Bloodsimple was an American heavy metal band from New York City, formed in 2002 from the ashes of Vision of Disorder — one of the most respected and influential hardcore and metalcore acts to emerge from Long Island in the 1990s. Vocalist Tim Williams and guitarist Mike Kennedy had been at the core of that band before its initial disbandment, and they immediately began working on new material under the project name Fix 8. With the addition of guitarist Nick Rowe, bassist Kyle Sanders — who had previously played with Medication and Skrew — and drummer Chris Hamilton, a veteran of Downset, Crowbar, and Deadbolt, Fix 8 evolved into Bloodsimple. The name came from a term coined by detective novelist Dashiell Hammett in Red Harvest, describing the addled, fearful state of mind that follows prolonged immersion in violence — the same title they would eventually give their second album.
The band attracted the attention of Chad Gray, vocalist of Mudvayne, who signed them to his Bullygoat Records imprint distributed through Warner Bros. and Reprise Records.
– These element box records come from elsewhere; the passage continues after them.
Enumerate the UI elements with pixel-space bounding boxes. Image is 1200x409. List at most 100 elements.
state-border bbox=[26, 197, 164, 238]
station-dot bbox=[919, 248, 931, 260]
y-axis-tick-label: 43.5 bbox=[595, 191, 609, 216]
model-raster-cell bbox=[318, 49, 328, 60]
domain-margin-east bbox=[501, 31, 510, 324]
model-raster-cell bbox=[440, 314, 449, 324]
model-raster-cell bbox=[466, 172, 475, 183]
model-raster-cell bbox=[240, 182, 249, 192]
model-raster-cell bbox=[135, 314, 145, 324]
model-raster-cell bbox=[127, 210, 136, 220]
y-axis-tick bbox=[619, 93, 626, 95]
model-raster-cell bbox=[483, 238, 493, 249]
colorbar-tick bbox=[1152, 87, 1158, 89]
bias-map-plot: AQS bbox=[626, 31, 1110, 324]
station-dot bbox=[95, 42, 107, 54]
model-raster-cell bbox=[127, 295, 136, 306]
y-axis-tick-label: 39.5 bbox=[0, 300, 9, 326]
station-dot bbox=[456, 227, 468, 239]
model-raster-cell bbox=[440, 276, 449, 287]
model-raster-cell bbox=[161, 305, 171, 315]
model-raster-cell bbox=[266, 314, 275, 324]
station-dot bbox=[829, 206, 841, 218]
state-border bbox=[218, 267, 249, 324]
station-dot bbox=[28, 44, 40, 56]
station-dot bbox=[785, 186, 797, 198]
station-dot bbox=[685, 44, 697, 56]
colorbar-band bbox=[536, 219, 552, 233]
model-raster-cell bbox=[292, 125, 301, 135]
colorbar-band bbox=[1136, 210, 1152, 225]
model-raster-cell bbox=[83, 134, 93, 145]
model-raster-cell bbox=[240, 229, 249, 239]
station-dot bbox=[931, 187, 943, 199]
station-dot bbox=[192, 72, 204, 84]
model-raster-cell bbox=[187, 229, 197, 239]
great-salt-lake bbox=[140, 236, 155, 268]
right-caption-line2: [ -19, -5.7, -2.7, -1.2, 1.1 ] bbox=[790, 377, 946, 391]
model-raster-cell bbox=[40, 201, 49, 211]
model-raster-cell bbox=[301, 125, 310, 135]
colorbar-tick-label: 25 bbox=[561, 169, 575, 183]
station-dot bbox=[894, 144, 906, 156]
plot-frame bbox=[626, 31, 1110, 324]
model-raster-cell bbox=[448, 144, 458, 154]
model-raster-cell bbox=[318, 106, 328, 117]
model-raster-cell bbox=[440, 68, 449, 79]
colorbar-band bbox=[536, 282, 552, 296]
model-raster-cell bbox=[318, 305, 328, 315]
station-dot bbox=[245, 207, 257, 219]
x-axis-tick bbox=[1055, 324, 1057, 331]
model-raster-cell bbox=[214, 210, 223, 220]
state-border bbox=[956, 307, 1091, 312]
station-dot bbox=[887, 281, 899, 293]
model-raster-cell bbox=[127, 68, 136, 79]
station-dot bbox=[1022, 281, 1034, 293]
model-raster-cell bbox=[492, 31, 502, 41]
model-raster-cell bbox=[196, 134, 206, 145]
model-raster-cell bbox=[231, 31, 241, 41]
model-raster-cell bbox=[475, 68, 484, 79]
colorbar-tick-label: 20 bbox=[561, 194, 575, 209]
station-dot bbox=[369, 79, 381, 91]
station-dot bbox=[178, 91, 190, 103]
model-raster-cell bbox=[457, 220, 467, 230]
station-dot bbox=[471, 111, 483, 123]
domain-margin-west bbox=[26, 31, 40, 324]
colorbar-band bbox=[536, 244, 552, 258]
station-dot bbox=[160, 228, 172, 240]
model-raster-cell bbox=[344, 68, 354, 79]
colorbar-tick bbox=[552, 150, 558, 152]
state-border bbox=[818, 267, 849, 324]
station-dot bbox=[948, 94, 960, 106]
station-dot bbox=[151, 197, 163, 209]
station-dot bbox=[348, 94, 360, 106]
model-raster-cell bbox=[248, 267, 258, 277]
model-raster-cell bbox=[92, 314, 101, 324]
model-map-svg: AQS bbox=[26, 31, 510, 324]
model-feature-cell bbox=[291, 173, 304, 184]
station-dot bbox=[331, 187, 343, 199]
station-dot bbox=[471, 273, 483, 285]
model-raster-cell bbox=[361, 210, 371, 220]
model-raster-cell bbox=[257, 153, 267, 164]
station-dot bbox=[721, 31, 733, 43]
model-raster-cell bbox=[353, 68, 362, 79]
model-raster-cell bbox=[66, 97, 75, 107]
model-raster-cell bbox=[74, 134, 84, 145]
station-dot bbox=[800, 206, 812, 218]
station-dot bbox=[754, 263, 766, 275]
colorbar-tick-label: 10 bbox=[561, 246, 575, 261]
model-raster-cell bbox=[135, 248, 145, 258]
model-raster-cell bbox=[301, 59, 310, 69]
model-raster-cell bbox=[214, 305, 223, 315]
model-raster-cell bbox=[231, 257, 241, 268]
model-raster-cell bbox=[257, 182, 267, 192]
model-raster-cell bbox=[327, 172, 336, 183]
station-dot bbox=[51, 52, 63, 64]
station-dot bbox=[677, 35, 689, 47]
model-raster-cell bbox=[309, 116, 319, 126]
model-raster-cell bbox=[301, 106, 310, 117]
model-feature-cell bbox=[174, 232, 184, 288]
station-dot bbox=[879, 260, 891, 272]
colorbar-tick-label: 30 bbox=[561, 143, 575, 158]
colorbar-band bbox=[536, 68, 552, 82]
Their debut album A Cruel World was released in March 2005, recorded in Vancouver with producer Garth Richardson — known for his work with Rage Against the Machine, Mudvayne, Slipknot, and Chevelle — and mixed by Mike Fraser of Hatebreed. The album blended metalcore aggression with groove metal heaviness and nu-metal texture, drawing on Vision of Disorder's hardcore roots while incorporating the sonic density of the early 2000s metal scene. The band supported the album by touring with Superjoint Ritual, American Head Charge, Static-X, Soulfly, Six Feet Under, and Disturbed, and later opened a Jagermeister-sponsored Disturbed tour in early 2006.
Red Harvest (2007) was their second and final studio album, produced by Machine — known for his work with Lamb of God, Clutch, and Soulfly. The record maintained the heavy, groove-driven approach of the debut while pushing into darker lyrical territory, with Williams drawing on figures like Jim Morrison as an influence on the album's narrative-driven writing. The band toured in support before dissolving in 2008 after two albums that demonstrated what Williams and Kennedy could build outside the Vision of Disorder framework — something harder, denser, and shaped by everything they had learned on the road.
A reunion of Vision of Disorder had actually taken place during Bloodsimple's run — on September 24, 2005, an unannounced VoD reunion set at Club Voltage in Levittown, New York, took place at a Bloodsimple headlining show, giving longtime fans a rare glimpse of both configurations of the same core musicians on the same night.
Wayne Dennon photographed Bloodsimple as part of an archive that spans the full range of heavy music at a particularly fertile moment in its history. The band existed at the intersection of hardcore's raw energy and metal's structural ambition, and Tim Williams' vocal presence alone commanded attention in any room.